Music’s sounding pretty That ‘80s Show these days, and who can blame it? In a culture better at amassing information than knowing how it feels about it, Radiohead’s overwhelmed ambivalence is about the only new emotion music can come up with, and that ain’t much fun. So acts still looking to show us a good time reach back to the spiky innocence and irony-free earnestness of that ’80s sound—which makes sense now that we’ve got an ’80s-style recession to deal with. Dance producers from Daft Punk to Felix Da Housecat to Luke Slater record straight-up new wave records, while neo-electro bands like Adult. and Soviet justify their Members Only jackets and skinny ties by inviting/relying on O.M.D. and Flying Lizards comparisons.
But only Kenna taps into just why we need to play dress-up with ’80s kitsch in the first place: We’re fucked, but at least we know where we stand. On New Sacred Cow, the Ethiopian-born, Cleveland-bred, Virginia Beach-based brother from another record collection writes songs about running away even though there’s nowhere to go. He soars on wings of Kajagoo-gooey synth-pop and Joshua Tree pomp, but he’s really singing the heart-on-your-sleeve, straight-queen blues of Soft Cell or This Mortal Coil. He’s a “Man Fading,” “Vexed and Glorious,” waging a “War in Me,” struggling with a “Love Hate Sensation” with full-lunged, slightly bruised choruses.

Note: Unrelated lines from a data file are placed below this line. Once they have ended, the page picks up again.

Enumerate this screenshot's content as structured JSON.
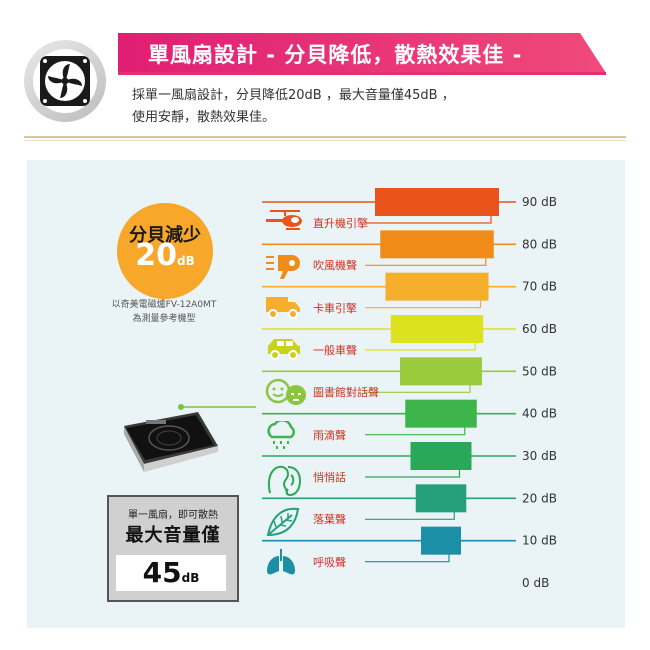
{
  "header": {
    "title": "單風扇設計 - 分貝降低，散熱效果佳 -",
    "desc_line1": "採單一風扇設計，分貝降低20dB ，最大音量僅45dB ，",
    "desc_line2": "使用安靜，散熱效果佳。",
    "accent_color": "#e62e72",
    "icon": "fan-icon"
  },
  "reduction": {
    "label": "分貝減少",
    "value": "20",
    "unit": "dB",
    "ref_line1": "以奇美電磁爐FV-12A0MT",
    "ref_line2": "為測量參考機型"
  },
  "product_note": {
    "line1": "單一風扇，即可散熱",
    "line2": "最大音量僅",
    "value": "45",
    "unit": "dB"
  },
  "chart_data": {
    "type": "bar",
    "title": "",
    "axis_ticks": [
      "90 dB",
      "80 dB",
      "70 dB",
      "60 dB",
      "50 dB",
      "40 dB",
      "30 dB",
      "20 dB",
      "10 dB",
      "0 dB"
    ],
    "tick_values": [
      90,
      80,
      70,
      60,
      50,
      40,
      30,
      20,
      10,
      0
    ],
    "ylim": [
      0,
      90
    ],
    "sources": [
      {
        "label": "直升機引擎",
        "icon": "helicopter-icon",
        "level": 90,
        "color": "#e8541c"
      },
      {
        "label": "吹風機聲",
        "icon": "hair-dryer-icon",
        "level": 80,
        "color": "#f18c1a"
      },
      {
        "label": "卡車引擎",
        "icon": "truck-icon",
        "level": 70,
        "color": "#f6ae2d"
      },
      {
        "label": "一般車聲",
        "icon": "car-icon",
        "level": 60,
        "color": "#dde21f"
      },
      {
        "label": "圖書館對話聲",
        "icon": "chat-icon",
        "level": 50,
        "color": "#9acb3c"
      },
      {
        "label": "雨滴聲",
        "icon": "rain-cloud-icon",
        "level": 40,
        "color": "#3db54a"
      },
      {
        "label": "悄悄話",
        "icon": "whisper-icon",
        "level": 30,
        "color": "#2aa85a"
      },
      {
        "label": "落葉聲",
        "icon": "leaf-icon",
        "level": 20,
        "color": "#24a07a"
      },
      {
        "label": "呼吸聲",
        "icon": "lungs-icon",
        "level": 10,
        "color": "#1b8fa6"
      }
    ]
  }
}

There’s a groundedness to New Sacred Cow, partly thanks to the lo-fi, beat-savvy production of Chad Hugo of the skater-bling Neptunes. But more poignantly, it’s because Kenna taps into that most ’80s feeling of all, the vulnerability that prompts the music to take solace in cushy escapist choruses. “Freetime” turns ennui into an embarrassingly good sing-along in three acts: “I need the freetime . . . to get away . . . from you-hoo-hoo/I need to run away . . . tonight,” Kenna sings over a herky-jerky Tones on Tail beat. “Run, run, run . . . where do you go to be free?” It’s up there with the best candy-colored ’80s blues: Altered Images’ “I Could Be Happy” (“run away . . . “), even A Flock of Seagulls’ “I Ran” (“I ran so far away . . . “). It’s the rush of escape, see, not necessarily the destination, that passes for resolution.